UST can be found on Solana and Ethereum, but it is native to its own Terra blockchain, which runs on the Tendermint consensus model. Part of the Cosmos ecosystem of blockchains, Terra will eventually move to be interoperable with other Tendermint-based chains sometime after the Inter Blockchain Communication (IBC) protocol is enabled.

The big vision

Terra’s stablecoins were created as a way for e-commerce giants in Southeast Asia to escape credit card fees. Its payments app, Chai, hit two million users late last year.

Mobile-first payments have been huge in China. Kwon saw the potential but realized another facet was needed: a way to make saving money really worthwhile. That’s worked well for Alipay’s money market offering, for example.
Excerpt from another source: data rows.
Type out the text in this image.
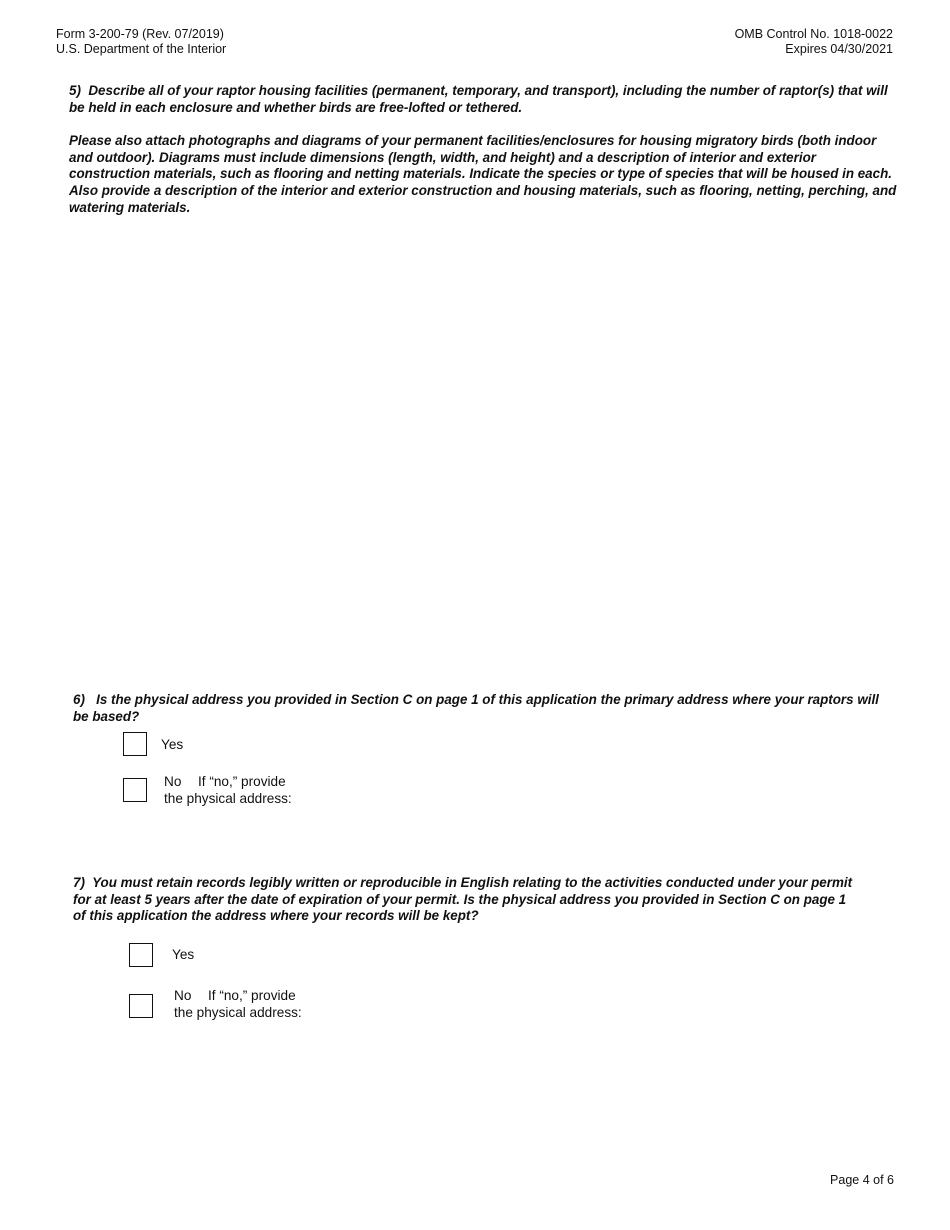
Form 3-200-79 (Rev. 07/2019)
U.S. Department of the Interior
OMB Control No. 1018-0022
Expires 04/30/2021

5) Describe all of your raptor housing facilities (permanent, temporary, and transport), including the number of raptor(s) that will be held in each enclosure and whether birds are free-lofted or tethered.

Please also attach photographs and diagrams of your permanent facilities/enclosures for housing migratory birds (both indoor and outdoor). Diagrams must include dimensions (length, width, and height) and a description of interior and exterior construction materials, such as flooring and netting materials. Indicate the species or type of species that will be housed in each. Also provide a description of the interior and exterior construction and housing materials, such as flooring, netting, perching, and watering materials.

6) Is the physical address you provided in Section C on page 1 of this application the primary address where your raptors will be based?

Yes
No If “no,” provide
the physical address:

7) You must retain records legibly written or reproducible in English relating to the activities conducted under your permit for at least 5 years after the date of expiration of your permit. Is the physical address you provided in Section C on page 1 of this application the address where your records will be kept?

Yes
No If “no,” provide
the physical address:
Page 4 of 6
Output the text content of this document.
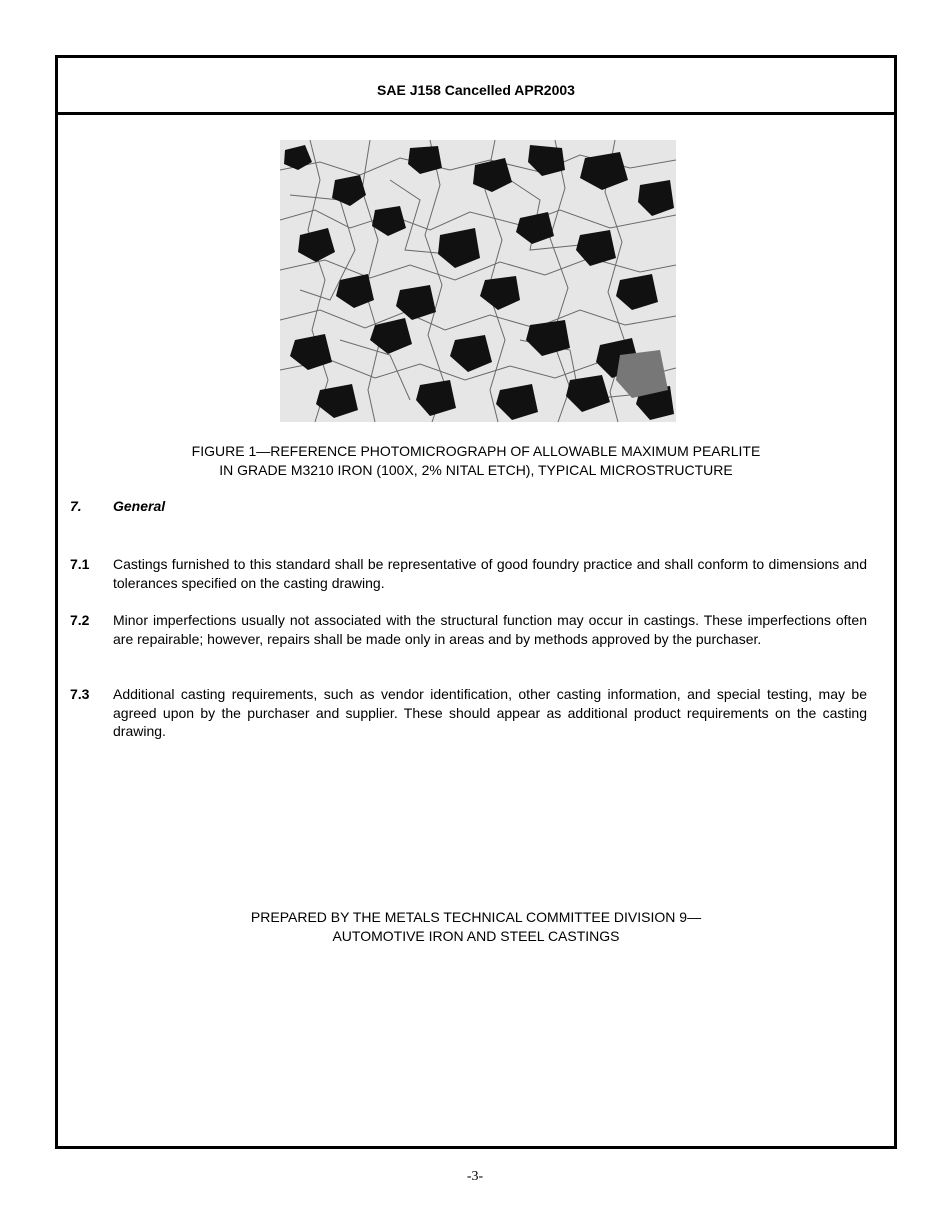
SAE J158 Cancelled APR2003
FIGURE 1—REFERENCE PHOTOMICROGRAPH OF ALLOWABLE MAXIMUM PEARLITE
IN GRADE M3210 IRON (100X, 2% NITAL ETCH), TYPICAL MICROSTRUCTURE
7. General
7.1 Castings furnished to this standard shall be representative of good foundry practice and shall conform to dimensions and tolerances specified on the casting drawing.
7.2 Minor imperfections usually not associated with the structural function may occur in castings. These imperfections often are repairable; however, repairs shall be made only in areas and by methods approved by the purchaser.
7.3 Additional casting requirements, such as vendor identification, other casting information, and special testing, may be agreed upon by the purchaser and supplier. These should appear as additional product requirements on the casting drawing.
PREPARED BY THE METALS TECHNICAL COMMITTEE DIVISION 9—
AUTOMOTIVE IRON AND STEEL CASTINGS
-3-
Terra raised a fresh $25 million in January on the strength of its product offerings.

Anchor makes the third leg of the stool for UST demand. After Chai, Terraform Labs built Mirror, a marketplace for synthetic U.S. equities, which currently has 1.25 billion UST staked on it. It’s a way to bet on the prices of Apple, Tesla and the like without buying the actual stocks.

Anchor will first be offered on CoinList, a platform mainly for token issuance, but the product is designed to be integrated into other applications, just as the Unicorn startup Stripe has made fiat payments easy to add on desktop and mobile applications. With the Anchor software development kit (SDK), the product can be added to exchanges, wallets and other parts of the crypto market infrastructure.

“When the market takes a downturn, a lot of those highly volatile crypto assets will be sold off for UST and then staked in Anchor for a savings account,” Kwon said.